Переодевшийся в синие широкие штаны и вышитую цветами рубаху Лори привёл на борт небольшую делегацию.
— Се ми отац! — важно представил он улыбчивого усатого чернявого мужика с проседью в волосах.
Он снял небольшую шляпу с яркой лентой и пером и поклонился.
— Берган. Драго видам те.
С ним пришла строгая женщина с поджатыми губами, одетая в тёмное длинное платье и с капором на голове. Во всяком случае, именно слово «капор» выплыло из памяти при виде этого головного убора с завязками. Третьим оказался древний скрюченный дед с деревянной клюкой, в меховой жилетке и войлочных каких-то чунях. Руководящая, надо полагать, часть семьи явилась. Вокруг трапа расположились ещё какие-то родственники в количестве пары десятков и возрастом от босых младенцев в рубашках до почтенных седых матрон в расшитых платках, но их не приглашали. Тётка в капоре, встав наверху, повернулась к ним и сделала повелительный жест.
— Иди постави столове!
Собравшиеся покивали, но расходиться не спешат, заворожённо глядя на тушу зависшего над землёй дирижабля.
— Брзо! — скомандовала женщина, и они, дружно вздохнув, отправились к башне. Остались только несколько чумазых голоногих детишек лет трёх или около того.
В коридоре столкнулся с Василисой и не сразу понял, что не так.
— Васька, — всплеснул руками Иван, — ты что, брови накрасила? И губы? Зачем?
— И ничего такого, — смутилась девочка, — совсем чуть-чуть.
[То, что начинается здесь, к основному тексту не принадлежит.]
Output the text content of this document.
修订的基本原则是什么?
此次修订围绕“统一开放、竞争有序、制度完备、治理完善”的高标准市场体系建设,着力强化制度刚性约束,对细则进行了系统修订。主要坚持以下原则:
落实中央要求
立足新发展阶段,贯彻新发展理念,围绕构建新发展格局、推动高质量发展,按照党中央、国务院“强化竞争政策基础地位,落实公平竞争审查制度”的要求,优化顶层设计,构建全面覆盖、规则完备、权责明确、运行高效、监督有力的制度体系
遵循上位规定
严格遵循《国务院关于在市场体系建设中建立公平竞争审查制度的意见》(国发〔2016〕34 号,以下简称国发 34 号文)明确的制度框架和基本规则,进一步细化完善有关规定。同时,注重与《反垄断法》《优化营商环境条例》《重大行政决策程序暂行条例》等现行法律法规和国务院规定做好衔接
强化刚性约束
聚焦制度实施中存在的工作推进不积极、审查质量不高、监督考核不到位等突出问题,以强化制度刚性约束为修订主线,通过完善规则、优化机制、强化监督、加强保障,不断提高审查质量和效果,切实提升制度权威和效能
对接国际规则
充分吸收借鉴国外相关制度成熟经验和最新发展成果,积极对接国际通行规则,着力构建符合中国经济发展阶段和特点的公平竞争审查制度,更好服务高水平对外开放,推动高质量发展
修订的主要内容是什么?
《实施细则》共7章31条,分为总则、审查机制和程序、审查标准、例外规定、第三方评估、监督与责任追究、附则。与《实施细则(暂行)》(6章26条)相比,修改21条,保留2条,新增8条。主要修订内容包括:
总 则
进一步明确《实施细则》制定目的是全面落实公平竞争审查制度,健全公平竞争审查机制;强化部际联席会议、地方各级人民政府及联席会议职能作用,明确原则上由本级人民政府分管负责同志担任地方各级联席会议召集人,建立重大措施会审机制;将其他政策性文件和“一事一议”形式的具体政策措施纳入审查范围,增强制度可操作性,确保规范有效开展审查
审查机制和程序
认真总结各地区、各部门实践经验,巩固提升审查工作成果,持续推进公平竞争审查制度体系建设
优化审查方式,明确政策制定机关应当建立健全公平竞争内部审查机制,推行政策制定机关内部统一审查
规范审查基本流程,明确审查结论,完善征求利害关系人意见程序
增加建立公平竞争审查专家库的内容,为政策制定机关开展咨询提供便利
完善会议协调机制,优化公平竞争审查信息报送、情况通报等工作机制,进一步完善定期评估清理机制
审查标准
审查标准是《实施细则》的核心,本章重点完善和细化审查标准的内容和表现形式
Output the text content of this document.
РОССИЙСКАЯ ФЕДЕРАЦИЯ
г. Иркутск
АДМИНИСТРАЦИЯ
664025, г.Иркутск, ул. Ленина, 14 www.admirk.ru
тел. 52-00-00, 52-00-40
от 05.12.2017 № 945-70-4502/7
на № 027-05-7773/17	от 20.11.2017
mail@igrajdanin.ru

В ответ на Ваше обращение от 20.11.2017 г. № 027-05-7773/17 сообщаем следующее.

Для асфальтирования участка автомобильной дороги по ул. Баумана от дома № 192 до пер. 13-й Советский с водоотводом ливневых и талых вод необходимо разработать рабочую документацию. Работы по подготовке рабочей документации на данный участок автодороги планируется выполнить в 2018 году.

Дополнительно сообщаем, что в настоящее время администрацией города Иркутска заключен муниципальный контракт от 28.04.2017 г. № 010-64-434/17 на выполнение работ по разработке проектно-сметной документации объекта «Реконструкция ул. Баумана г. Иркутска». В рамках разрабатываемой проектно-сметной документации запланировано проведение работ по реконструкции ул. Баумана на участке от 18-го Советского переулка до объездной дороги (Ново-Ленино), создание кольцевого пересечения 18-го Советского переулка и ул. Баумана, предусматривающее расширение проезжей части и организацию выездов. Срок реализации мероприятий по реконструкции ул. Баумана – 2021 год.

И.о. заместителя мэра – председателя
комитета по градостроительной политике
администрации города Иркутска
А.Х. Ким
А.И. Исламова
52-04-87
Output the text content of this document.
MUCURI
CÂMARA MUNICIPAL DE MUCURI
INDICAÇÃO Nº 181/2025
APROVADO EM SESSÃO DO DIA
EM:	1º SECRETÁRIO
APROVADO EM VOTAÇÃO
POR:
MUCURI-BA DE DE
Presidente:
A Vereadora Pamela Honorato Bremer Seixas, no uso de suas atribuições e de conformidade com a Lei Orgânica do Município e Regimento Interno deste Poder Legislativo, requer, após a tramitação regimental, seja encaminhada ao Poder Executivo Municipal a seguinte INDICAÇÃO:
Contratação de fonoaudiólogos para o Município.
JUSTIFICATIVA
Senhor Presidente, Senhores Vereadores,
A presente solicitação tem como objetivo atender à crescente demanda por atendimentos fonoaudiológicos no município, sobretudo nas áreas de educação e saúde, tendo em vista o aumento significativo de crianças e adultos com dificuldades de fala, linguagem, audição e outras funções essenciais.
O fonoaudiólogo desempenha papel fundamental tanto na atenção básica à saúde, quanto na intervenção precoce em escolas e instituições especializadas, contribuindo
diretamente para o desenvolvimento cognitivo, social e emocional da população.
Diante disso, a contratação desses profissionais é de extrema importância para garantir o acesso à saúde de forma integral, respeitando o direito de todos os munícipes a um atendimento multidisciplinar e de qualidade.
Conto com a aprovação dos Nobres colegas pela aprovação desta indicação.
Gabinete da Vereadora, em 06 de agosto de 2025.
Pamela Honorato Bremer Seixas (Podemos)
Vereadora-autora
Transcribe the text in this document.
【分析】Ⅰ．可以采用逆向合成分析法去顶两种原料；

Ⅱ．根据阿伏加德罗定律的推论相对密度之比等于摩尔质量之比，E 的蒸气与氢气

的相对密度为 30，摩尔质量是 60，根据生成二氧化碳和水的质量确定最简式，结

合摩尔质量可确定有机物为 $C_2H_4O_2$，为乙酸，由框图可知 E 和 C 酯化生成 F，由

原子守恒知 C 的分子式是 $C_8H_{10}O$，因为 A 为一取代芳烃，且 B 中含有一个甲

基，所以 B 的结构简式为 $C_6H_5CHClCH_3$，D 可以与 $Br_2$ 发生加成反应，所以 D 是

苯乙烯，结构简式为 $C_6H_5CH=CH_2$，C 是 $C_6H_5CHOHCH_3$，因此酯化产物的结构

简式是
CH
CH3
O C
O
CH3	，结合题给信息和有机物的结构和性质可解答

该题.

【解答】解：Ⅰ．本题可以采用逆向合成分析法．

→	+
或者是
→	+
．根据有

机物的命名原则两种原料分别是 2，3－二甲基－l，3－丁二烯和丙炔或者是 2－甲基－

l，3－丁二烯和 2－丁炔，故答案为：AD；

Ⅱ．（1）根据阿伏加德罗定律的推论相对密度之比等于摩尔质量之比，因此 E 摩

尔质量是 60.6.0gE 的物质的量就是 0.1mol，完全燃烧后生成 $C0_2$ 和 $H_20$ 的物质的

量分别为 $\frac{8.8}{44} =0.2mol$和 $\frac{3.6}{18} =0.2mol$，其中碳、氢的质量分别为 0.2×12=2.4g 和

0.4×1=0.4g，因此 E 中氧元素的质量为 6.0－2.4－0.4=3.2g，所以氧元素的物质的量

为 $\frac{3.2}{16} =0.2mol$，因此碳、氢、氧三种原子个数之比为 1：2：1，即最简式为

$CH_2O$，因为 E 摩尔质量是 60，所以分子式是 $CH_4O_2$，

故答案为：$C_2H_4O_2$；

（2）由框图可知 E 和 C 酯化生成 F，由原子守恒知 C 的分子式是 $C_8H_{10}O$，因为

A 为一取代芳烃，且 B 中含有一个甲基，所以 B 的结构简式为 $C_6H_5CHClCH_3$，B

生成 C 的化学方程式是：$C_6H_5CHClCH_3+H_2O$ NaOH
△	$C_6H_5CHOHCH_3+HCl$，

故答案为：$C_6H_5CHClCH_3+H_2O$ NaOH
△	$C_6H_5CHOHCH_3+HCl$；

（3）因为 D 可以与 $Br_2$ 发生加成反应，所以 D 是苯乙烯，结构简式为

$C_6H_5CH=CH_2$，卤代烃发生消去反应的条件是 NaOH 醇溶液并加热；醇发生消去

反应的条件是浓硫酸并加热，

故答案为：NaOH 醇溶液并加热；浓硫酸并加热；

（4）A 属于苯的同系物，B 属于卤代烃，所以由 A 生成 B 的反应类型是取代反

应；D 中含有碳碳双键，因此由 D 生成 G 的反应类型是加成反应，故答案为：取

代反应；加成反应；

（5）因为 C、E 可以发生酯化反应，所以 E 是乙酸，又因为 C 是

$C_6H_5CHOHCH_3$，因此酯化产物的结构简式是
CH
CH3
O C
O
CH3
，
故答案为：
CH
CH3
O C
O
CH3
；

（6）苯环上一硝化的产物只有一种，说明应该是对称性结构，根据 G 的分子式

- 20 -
А что, нельзя?
— Перестаралась немного, — сказал я осторожно. — Капельку.
С русыми волосами и полудетским лицом угольно-чёрные брови и багровые губы смотрелись, мягко говоря, странно.
— Откуда у тебя косметика вообще? — жалобно спросил несчастный отец.
— Злата подарила.
— Злата — цыганка, — вздохнул он, — её косметика тебе совсем не идёт. Попроси лучше у мамы, когда вернёмся. А сейчас умойся, если не сложно.
— Ну и пожалуйста, — вспыхнула Васька, — могу и вовсе не выходить, раз я такая страшная и ты меня стесняешься!
Развернулась и проследовала в каюту строевым шагом.
— Начинается… — с тоской в голосе сказал Иван, — подростки…
Но тут нас догнала делегация, и мы пригласили её в кают-компанию.
Аборигены оказались настроены доброжелательно, но решительно. Мы понимали едва половину сказанного, но они не ленились повторить несколько раз, другими словами, лишь бы до нас дошло — мы им успели сильно задолжать за эти годы. Они терпели беды и лишения, но не оставили башню, теперь мы обязаны всё это компенсировать.
В чём именно состояли лишения — я так и не понял. У меня сложилось впечатление, что главная претензия в том, что их семья утратила всё влияние и уважение, когда маяк выработал ресурс. До этого они заряжали акки местным и пришлым, заполняли танки волантеров, включали сигнал Дороги и жили кум королю.
— Крашно живе, уважно се! — скорбно заявила тётка.